Souvenirs is a fictional exhibition staged from a speculative future. It holds the arbitrary artifacts of our present, artifacts of a future past: photographs of ephemeral assemblages of found and used material, footage of everyday phenomena cast in an unusual light, washed up on an artificial shore. It documents an ecological present marked by human traces, witnessed with the surreal nostalgia of a not-so-far-off future: the nostalgia of images in a disappearing landscape. 

*In English, a souvenir is a keepsake brought home by which to remember a far-off place; in French, it is the word for a memory.

*The poem penned in the open notebook, The Last Day of the Year, was written by Holyoak’s ancestor, early 20th century Scottish poet Elizabeth Ramsay.

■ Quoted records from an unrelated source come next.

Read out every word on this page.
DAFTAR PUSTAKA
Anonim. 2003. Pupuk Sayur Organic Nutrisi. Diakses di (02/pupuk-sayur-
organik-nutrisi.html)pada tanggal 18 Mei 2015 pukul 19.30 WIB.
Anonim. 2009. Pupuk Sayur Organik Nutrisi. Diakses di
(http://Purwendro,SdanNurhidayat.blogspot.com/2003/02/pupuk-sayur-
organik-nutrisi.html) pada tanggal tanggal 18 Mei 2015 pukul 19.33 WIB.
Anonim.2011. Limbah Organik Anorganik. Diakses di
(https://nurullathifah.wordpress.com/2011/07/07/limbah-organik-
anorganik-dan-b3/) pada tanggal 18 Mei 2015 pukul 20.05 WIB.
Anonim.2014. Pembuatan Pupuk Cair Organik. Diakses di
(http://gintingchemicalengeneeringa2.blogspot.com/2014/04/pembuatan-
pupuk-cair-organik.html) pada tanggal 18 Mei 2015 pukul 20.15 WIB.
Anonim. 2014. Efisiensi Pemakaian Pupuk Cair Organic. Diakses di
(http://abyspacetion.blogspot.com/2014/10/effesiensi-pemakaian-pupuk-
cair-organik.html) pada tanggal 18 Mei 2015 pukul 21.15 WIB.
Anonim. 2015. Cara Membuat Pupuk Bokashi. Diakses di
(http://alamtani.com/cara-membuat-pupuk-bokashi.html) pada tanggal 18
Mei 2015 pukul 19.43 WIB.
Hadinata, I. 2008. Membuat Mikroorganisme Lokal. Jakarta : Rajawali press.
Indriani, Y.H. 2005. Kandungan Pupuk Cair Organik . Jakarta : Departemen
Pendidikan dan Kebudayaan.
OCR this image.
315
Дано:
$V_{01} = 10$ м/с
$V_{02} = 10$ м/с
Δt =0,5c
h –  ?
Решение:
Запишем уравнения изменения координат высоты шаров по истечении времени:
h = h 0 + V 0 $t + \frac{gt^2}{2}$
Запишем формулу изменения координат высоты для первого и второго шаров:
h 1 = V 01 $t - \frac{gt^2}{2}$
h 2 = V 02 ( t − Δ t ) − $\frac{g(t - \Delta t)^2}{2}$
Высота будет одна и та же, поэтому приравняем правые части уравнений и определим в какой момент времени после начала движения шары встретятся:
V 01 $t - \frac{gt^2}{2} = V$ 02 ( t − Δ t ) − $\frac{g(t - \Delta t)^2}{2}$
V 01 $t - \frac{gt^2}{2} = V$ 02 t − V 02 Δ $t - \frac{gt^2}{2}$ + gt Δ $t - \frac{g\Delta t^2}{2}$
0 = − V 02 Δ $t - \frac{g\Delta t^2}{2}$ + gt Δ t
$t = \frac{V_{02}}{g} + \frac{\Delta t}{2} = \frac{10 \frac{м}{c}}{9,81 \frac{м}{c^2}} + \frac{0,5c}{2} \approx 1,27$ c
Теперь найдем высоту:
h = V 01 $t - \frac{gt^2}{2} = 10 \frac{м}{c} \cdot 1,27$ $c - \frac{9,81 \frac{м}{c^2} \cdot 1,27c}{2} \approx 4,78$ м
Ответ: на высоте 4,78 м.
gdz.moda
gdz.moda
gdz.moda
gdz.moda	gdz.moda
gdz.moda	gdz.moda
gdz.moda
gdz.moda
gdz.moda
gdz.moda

It was published in her poetry collection, A Garland of Verse, in 1904.

Antoine Chesnais (b. 1984) and Vanessa Holyoak (b. 1994) are a Los Angeles-based, Franco-American-Canadian artist duo working across installation, photography, sculpture, and video. They construct uncanny, minimalist environments that allude to mediation and memory, intimate and ecological loss, and the cognitive overload of the present. Their work has been shown in Mexico City, New York City, San Francisco, and Washington, DC, and in Los Angeles at 

AU PAIR, Harkawik, Eastside International, Human Resources, and the California Institute of the Arts, among other venues. They attended Cove Park international artists residency in Helensburgh, Scotland in 2021 and Casa Lü residency in Mexico City, Mexico in 2022. Their work has been supported by multiple grants from the Canada Council for the Arts. Chesnais holds a diploma in Photography from l’École des Gobelins and works as a landscaper. Holyoak holds a dual MFA in Photography & Media and Writing from CalArts, a BA in French Literature, Translation, and Philosophy from Barnard College, and is currently pursuing a PhD in Comparative Media & Culture at the University of Southern California. She is the author of a novel, I See More Clearly in the Dark, published by Sming Sming Books in May 2023.